Newly Elected Singapore President and His Challenging Influence on Crypto Regulations

A dynamic evening cityscape of Singapore with futuristic financial buildings, Tharman Shanmugaratnam's silhouette in the foreground, a balance scale with crypto icons and traditional finance symbols on either side, hinting a precarious balance. Use a contrast of warm and cool colors to depict tension and uncertainty.

In a plot twist, Singapore’s newly-elected president, Tharman Shanmugaratnam, may bring an unexpected influence to the nation’s financial future. Given his significant financial experience as the previous chairman of Singapore’s central bank and its finance minister, the shaping of policies related to fintech could be subtly impacted despite the ceremonial nature of his role.
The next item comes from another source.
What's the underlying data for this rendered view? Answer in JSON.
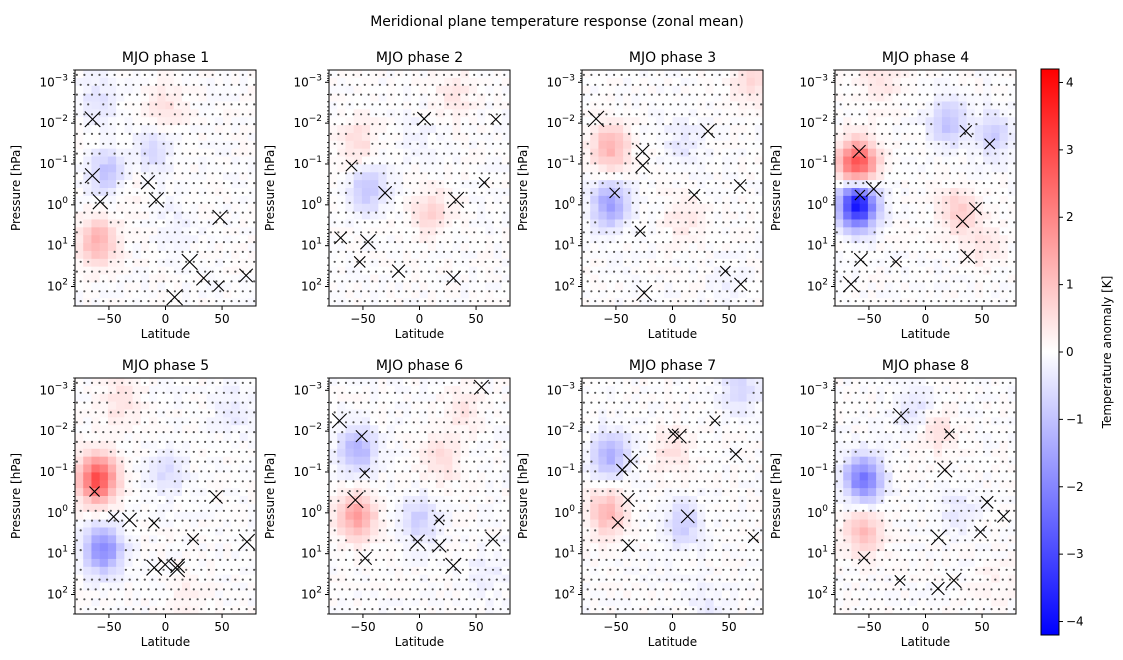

Bringing forth a unique, yet arguably skeptical perspective, Shanmugaratnam has previously described cryptocurrency as verging on the extremes of speculative and “slightly crazy”. His influence could lead to a delicate balancing act as the country evolves from an early crypto adopter to a jurisdiction grappling with the right regulatory mix.

This chapter of Singapore’s financial history is marked by the collapse of formerly thriving crypto establishments, Terraform Labs and Three Arrows Capital. These events unfolded around the same period when Shanmugaratnam led the Monetary Authority of Singapore (MAS), from 2011 to 2023, adding more layers to the intricate dynamics of the situation.

Delving into the archives, however, we unearth some remarkable insights that reflect Shanmugaratnam’s multifaceted perspective. As far back as 2018, he claimed that crypto trading activities did not pose any threat to Singapore’s financial ecosystem, swaying against the necessity of its prohibition. This viewpoint seemed unchanged in 2023 when he proposed that the cryptocurrency market be left unregulated, albeit with “ultra clarity” on its associated risks.

But every story has two sides, and Shanmugaratnam’s is no different. His slightly controversial stance on cryptocurrencies appeared to soften in 2021 when he ventured that crypto could assume a significant role in future finance that “extends beyond pure speculation and illicit finance”. Moreover, he envisioned a future where “regulated stablecoins will have a useful role in a traditional payment system”.

For banks and stablecoins, the plot thickens. In 2022, Shanmugaratnam stated that Singaporean banks are mandated to hold $125 capital against $100 exposure to cryptocurrencies like BTC or ETH. Despite declaring the banks’ exposure level to crypto as insignificant, those kinds of crypto assets are subject to stringent risk management regulations set by international standard-setters.

Moreover, the MAS, under Shanmugaratnam’s purview, was actively reviewing its regulatory stance on stablecoins as of August 2022, hinting at the possible institution of reserve requirements for stablecoin issuers. With the recent release of a regulatory framework for stablecoins by the MAS, it’s clear that the intrigue surrounding Singapore’s cryptocurrency regulation efforts remains high under its new leadership.